Les soupes populaires de la région invitent la population à donner à la guignolée virtuelle.
Les soupes populaires de la région invitent la population à donner à la guignolée virtuelle.

Une fin d’année différente pour les comptoirs et banque d’aide alimentaire

Katherine Boulianne
Katherine Boulianne
Le Quotidien
À l’heure où bien des campagnes de financement pour les comptoirs et banques d’aide alimentaire se mettent en marche, la situation risque d’être bien différente cette année. Les récents mois ont façonné une tout autre réalité pour les organismes à but non lucratif (OBNL) qui viennent en aide à la population dans le besoin.

Le premier changement marquant vient de la clientèle, dont le visage n’est pas le même cette année. À la Moisson d’Alma, de plus en plus de personnes font appel à l’organisation parce qu’elles nécessitent une aide temporaire pour traverser la tempête.

«Avec la pandémie, j’ai beaucoup de gens qui n’avaient jamais eu besoin d’aide alimentaire auparavant, qui avaient toujours travaillé et pour qui ça avait toujours bien été. Ils se retrouvent maintenant sans emploi, ou avec des revenus qui ont vraiment diminué. C’est une clientèle qui n’avait jamais vécu ça et qui doit maintenant demander de l’aide pour trois ou quatre mois», explique la coordonnatrice de la Moisson d’Alma, Annie-Claude Tremblay.

La coordonnatrice de la Moisson d’Alma, Annie-Claude Tremblay.

Du côté de la Marmite Fumante d’Alma, qui sert entre 10 000 et 12 000 repas annuellement, c’est plutôt le phénomène inverse qui se produit. Selon le président de l’organisation, Réjean Couture, l’organisme continue de soutenir le même type de population vulnérable. Elle est toutefois moins nombreuse.

«La plupart des soupes populaires ont dénoté une diminution de la clientèle dans les derniers mois. Est-ce que c’est causé par la crainte de la COVID, ou est-ce que c’est causé par le fait que certains ont eu droit à la PCU (prestation canadienne d’urgence)? Il y a différents éléments, c’est difficile à expliquer.»

Afin de mieux s’adapter à la deuxième vague cet automne, l’organisme a tenté d’offrir le service de repas pour emporter en octobre dernier, mais est rapidement revenu à sa formule traditionnelle en salle à manger. «Les gens sont très contents. Ils sont à la chaleur pour manger un bon repas, ils peuvent discuter ensemble, échanger... On a mis de la musique et on a mis ça le plus accueillant possible.»

solliciter autrement

Le contexte actuel modifie également la façon de recueillir des dons pour ces OBNL dont la survie en dépend. L’ensemble des façons de faire habituelles a dû être revu afin de rejoindre différemment les donateurs.

Pour les soupes populaires de la région, le défi sera de taille en 2020 puisque leur principale source de revenus, la Guignolée des médias, ne se tiendra pas dans les rues. L’événement sera plutôt virtuel, et s’étendra jusqu’au 24 décembre. La Marmite Fumante garde le cap malgré tout. «Nous avons décidé de conserver le même objectif que prévu, soit 27 000$. On invite les gens à donner sur le guignolee.ca. Des invitations à souscrire à la Marmite Fumante sont aussi envoyées personnellement, en plus de la campagne de financement auprès des entreprises qui débutera le 30 novembre», ajoute M. Couture.

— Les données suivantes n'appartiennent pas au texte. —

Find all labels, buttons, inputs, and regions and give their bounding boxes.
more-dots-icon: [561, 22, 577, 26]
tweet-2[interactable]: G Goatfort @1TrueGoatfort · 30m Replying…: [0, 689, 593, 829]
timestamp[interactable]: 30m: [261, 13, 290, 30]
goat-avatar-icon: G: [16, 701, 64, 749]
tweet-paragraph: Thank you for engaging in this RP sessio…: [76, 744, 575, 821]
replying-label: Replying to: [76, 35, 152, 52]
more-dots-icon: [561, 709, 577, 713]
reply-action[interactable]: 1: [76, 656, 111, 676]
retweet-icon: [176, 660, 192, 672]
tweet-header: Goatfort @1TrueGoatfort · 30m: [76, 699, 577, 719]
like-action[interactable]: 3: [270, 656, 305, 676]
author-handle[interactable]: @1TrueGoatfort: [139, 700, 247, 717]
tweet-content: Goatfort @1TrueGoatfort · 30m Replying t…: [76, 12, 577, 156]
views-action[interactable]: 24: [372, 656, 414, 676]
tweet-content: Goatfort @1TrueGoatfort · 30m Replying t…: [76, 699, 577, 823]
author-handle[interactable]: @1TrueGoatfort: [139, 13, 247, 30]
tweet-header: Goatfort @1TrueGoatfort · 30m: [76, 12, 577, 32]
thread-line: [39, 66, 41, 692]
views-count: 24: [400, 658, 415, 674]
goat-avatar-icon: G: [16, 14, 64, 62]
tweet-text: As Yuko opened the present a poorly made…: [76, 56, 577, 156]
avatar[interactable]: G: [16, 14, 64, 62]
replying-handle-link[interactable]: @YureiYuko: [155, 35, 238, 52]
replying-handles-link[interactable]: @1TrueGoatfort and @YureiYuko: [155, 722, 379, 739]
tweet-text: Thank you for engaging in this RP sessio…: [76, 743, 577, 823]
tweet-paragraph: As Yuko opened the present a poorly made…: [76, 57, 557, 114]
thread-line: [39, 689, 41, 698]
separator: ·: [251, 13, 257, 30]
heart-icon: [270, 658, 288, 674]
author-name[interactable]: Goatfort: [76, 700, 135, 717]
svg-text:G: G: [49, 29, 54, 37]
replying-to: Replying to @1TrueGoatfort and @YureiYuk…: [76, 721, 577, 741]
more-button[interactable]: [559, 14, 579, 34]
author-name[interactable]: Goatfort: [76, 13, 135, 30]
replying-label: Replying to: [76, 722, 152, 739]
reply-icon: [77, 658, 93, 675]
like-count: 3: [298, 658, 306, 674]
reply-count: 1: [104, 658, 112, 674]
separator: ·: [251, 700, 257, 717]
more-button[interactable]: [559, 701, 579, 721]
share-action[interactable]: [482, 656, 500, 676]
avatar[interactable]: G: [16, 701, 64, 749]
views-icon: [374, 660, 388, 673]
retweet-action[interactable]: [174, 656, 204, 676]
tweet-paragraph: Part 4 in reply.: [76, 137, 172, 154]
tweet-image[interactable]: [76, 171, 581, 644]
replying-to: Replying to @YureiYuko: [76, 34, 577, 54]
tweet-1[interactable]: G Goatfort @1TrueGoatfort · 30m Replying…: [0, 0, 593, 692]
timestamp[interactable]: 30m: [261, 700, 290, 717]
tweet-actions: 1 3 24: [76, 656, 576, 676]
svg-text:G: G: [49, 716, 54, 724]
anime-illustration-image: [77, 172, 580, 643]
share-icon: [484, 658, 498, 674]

Même difficulté pour la Moisson, qui a dû se priver un certain temps de sa principale source de nourriture en raison de la pandémie. « On récupère les invendus des épiciers, qui sont nos principaux fournisseurs. Il y a eu une période en mars, avril et mai, où les épiceries se vidaient tellement que nous n’avions pratiquement pas de denrées. Nous avons donc un petit retard à rattraper de ce côté-là», raconte Annie-Claude Tremblay.

La Moisson d’Alma doit revoir ses façons de faire pour regarnir ses tablettes.

L'organisme doit aussi se renouveler en cette fin d’année pour regarnir les tablettes, alors que les restrictions sanitaires l’empêcheront de solliciter les gens directement dans les commerces. Une campagne de dons a donc été mise en place, en collaboration avec Cogeco. Le «Défi de générosité», inspiré du thème des superhéros, incite la population à faire des dons individuels ou d’entreprise, et à partager ensuite le tout sur les médias sociaux.

La coordonnatrice de la Moisson d’Alma lance également l’invitation à participer à la collecte du 13 décembre prochain. «Lors du Jogging du père Noël, il y aura différents points de chute pour que la population dépose ses denrées dans tous les secteurs. Argent ou denrées, c’est toujours bien apprécié. Un complète l’autre», conclut la coordonnatrice.